Accelerating the settlement cycle enhances both capital and settlement efficiency, while reducing post-trade risks. Early preparation is essential —clients should secure investments, review systems, and optimise processes for a successful transition.
Critical Areas for Assessment:
- Settlement Efficiency: Review operational schedules, especially for APAC firms facing time zone differences. CSD functionalities such as auto partial settlement and hold & release should be utilised as much as possible.
- Automation Investment: Transition from manual to automated processes is vital.
- Static Data Quality: Ensure accuracy of Standing Settlement Instructions (SSIs) to minimise fail risk.
- Fails Implications: Anticipate increased fail trades during transition, with potential CSD fines and CSDR penalties.

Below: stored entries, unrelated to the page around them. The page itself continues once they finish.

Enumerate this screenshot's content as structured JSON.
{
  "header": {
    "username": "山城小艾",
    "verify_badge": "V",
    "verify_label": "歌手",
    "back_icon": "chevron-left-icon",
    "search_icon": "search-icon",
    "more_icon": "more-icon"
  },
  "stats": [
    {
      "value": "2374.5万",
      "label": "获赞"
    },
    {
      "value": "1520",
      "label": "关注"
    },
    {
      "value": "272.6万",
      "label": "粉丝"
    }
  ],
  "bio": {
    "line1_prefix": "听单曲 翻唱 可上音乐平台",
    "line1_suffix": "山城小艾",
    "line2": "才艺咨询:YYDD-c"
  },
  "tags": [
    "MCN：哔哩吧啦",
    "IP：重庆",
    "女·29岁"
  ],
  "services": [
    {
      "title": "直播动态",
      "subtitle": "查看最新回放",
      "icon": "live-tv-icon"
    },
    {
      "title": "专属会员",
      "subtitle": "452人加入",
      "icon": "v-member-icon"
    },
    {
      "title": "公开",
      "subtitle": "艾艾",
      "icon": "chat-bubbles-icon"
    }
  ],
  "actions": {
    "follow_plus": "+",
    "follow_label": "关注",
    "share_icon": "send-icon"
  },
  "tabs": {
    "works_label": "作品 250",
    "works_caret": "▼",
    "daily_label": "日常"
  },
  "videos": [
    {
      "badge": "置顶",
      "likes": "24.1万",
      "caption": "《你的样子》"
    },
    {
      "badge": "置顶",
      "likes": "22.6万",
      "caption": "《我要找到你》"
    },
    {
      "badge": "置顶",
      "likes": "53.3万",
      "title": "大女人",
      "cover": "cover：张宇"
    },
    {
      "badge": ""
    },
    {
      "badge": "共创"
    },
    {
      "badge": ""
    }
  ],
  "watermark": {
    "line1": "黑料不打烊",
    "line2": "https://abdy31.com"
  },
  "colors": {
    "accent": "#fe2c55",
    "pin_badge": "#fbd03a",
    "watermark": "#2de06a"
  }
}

- Liquidity Management: Align FX cut-off times and liquidity to support timely settlement.
- Multiple Jurisdictions: Increased complexity with multiple CSDs, FMIs, and currencies; multi-listed products like ETFs may face higher fail rates due to misaligned settlement cycles.
- Funds Settlement Cycle: Accelerate fund settlement to T+2, to mitigate liquidity risk if underlying securities settle on T+1.

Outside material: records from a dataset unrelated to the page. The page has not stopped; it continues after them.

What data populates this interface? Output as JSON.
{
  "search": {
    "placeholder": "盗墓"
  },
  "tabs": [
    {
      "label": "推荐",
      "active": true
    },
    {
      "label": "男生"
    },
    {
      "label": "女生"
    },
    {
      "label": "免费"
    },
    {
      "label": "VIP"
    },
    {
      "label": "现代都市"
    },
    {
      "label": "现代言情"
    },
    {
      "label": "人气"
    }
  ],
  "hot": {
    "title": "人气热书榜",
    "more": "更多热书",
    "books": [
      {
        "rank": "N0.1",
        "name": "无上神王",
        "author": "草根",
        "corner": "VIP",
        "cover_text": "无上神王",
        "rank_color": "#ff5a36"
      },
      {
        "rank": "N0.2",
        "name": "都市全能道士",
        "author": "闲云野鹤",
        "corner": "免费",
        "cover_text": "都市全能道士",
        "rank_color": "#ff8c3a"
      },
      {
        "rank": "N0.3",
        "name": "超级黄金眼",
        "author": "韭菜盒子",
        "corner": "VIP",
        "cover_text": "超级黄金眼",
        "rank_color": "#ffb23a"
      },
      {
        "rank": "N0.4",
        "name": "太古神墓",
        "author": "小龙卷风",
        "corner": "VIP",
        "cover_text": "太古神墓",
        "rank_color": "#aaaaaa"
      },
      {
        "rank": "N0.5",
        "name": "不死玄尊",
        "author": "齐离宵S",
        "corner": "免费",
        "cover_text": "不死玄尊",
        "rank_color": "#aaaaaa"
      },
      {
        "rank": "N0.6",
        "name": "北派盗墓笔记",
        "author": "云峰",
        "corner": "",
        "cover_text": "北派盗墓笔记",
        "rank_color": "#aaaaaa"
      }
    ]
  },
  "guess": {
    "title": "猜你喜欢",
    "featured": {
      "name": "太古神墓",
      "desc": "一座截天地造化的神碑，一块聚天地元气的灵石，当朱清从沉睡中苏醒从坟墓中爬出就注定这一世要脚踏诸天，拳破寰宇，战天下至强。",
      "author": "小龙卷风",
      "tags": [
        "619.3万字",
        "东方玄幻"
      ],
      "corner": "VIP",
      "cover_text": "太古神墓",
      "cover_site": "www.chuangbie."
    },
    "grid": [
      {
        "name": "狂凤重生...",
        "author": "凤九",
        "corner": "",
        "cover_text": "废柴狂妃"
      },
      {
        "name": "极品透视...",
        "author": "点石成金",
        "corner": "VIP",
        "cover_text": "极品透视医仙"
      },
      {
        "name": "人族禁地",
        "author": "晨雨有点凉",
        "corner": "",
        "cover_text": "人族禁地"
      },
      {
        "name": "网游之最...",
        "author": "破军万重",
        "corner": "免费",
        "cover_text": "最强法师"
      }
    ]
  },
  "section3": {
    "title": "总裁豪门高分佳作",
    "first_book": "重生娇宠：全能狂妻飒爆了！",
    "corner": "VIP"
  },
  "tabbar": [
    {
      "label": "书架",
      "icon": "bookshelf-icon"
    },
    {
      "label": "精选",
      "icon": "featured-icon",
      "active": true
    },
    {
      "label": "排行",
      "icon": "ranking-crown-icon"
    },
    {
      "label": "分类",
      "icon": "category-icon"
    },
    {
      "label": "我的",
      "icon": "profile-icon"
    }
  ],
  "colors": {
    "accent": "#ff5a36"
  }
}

Implications for Asia-Based Clients
Asian clients will face significant operational pressures due to time-zone differences, as key cut-off times for UK and EU markets may fall outside standard business hours. This compresses the window for trade confirmation, allocation, FX funding, and break resolution.
Recommended Actions:
- Extend operational coverage
- Eliminate manual overnight dependencies
- Strengthen FX arrangements for timely cross-currency funding
- Ensure straight-through processing (STP) across the trade lifecycle
The role of Technology and Automation
T+1 represents a fundamental transformation of operational architecture. Market participants must review all systems and processes to identify and eliminate manual activities. Reliance on spreadsheets, email workflows, or legacy tools increases the risk of settlement failures and liquidity shortfalls. Automation is not optional—it is the cornerstone of a successful T+1 transition.
Standing Settlement Instructions (SSIs)
Accurate and up-to-date SSIs are critical. Manual entry or outdated SSIs significantly increase settlement failure risk. Both AST and ESMA highlight SSIs as a high-risk area in a T+1 environment.
ETFs
ETFs with global underlying assets will encounter increased timing pressures due to multi-market settlement cycles. Authorised Participants, market makers, and investors must revisit creation/redemption workflows and adjust to new cut-off times. Enhancing automation and ensuring intraday transparency will help reduce operational friction.
This summary is designed to provide business leaders and operational teams with a clear, actionable overview of the global transition to T+1, highlighting strategic considerations and practical steps for successful adaptation.